Peter Hämmerle

* 1957 in Lustenau, BWL-Studium WU Wien; beide Großväter waren Maschinenbauer, beide Großmütter Wirtstöchter, über Letztere kamen das Hobby Kochen und der Beruf: freier Journalist und Fotograf für Essen, Trinken, Reisen. Bücher über Käse, Essig etc., Chef­redaktion „Frisch gekocht“, viele Jahre Ausrichtung der Destillatprämierungen für A la Carte und Falstaff. 2016 von Wien ins Ländle, samt Frau und dreier noch schulpflichtiger Kinder.

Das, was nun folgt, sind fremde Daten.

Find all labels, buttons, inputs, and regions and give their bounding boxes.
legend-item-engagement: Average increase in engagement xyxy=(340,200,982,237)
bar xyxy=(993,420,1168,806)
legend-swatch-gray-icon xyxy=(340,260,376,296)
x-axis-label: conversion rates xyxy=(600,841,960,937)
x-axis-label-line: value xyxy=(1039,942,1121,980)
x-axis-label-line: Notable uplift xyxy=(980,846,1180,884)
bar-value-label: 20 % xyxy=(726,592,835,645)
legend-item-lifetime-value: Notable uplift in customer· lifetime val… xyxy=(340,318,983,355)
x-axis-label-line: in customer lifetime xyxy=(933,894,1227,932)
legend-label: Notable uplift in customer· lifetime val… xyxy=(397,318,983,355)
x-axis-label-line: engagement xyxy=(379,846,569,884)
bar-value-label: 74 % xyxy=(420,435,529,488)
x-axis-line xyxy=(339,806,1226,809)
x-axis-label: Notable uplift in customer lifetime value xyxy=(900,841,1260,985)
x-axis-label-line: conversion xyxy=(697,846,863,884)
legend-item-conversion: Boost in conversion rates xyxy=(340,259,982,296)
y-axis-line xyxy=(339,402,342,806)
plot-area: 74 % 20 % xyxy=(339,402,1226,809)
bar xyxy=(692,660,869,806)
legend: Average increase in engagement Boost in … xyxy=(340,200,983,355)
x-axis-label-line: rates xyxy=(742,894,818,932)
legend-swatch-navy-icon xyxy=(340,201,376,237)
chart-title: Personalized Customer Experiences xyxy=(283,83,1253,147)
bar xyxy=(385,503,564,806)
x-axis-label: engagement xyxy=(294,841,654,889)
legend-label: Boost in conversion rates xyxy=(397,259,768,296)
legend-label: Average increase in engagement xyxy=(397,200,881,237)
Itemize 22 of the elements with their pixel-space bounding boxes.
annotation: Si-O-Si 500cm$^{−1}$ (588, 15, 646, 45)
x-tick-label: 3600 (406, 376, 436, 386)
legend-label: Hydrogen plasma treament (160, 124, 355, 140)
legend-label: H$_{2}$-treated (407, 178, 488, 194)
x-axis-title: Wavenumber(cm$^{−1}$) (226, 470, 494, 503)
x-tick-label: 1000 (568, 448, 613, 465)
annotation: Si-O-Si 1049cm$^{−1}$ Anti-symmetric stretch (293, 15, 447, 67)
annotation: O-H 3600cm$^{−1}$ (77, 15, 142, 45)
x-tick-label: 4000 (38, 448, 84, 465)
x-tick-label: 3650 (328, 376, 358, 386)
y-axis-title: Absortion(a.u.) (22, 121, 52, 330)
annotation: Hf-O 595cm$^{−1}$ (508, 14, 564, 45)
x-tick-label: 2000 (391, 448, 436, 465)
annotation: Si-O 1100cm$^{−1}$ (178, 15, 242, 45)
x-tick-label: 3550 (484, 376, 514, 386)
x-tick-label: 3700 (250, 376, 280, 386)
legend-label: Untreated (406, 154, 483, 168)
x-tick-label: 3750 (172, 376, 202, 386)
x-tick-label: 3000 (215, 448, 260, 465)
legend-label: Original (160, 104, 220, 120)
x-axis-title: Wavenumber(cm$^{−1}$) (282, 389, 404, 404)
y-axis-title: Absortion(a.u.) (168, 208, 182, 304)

Über das ebenso entbehrungs- wie erfolgreiche Leben des Senners und Älplers Konrad Troy

Dezember 2020

Erst vor wenigen Wochen nahm der Bregenzerwald Abschied von einem seiner herausragendsten Senner. Konrad Troy vertraute auf die althergebrachte Methode des Sennens mit Gepsen. Wohl entspricht das in keiner Weise den heute gerne vertretenen Ansichten von Lebensmittelhygiene, Standardisierung und risikolosem Workflow. Für die Anhänger von Gepsen­käse allerdings gibt es nichts Besseres. Hilfreich bei der Herstellung dieser Delikatesse ist vor allem eines: eine gute Nase. Und die hatte Konrad Troy.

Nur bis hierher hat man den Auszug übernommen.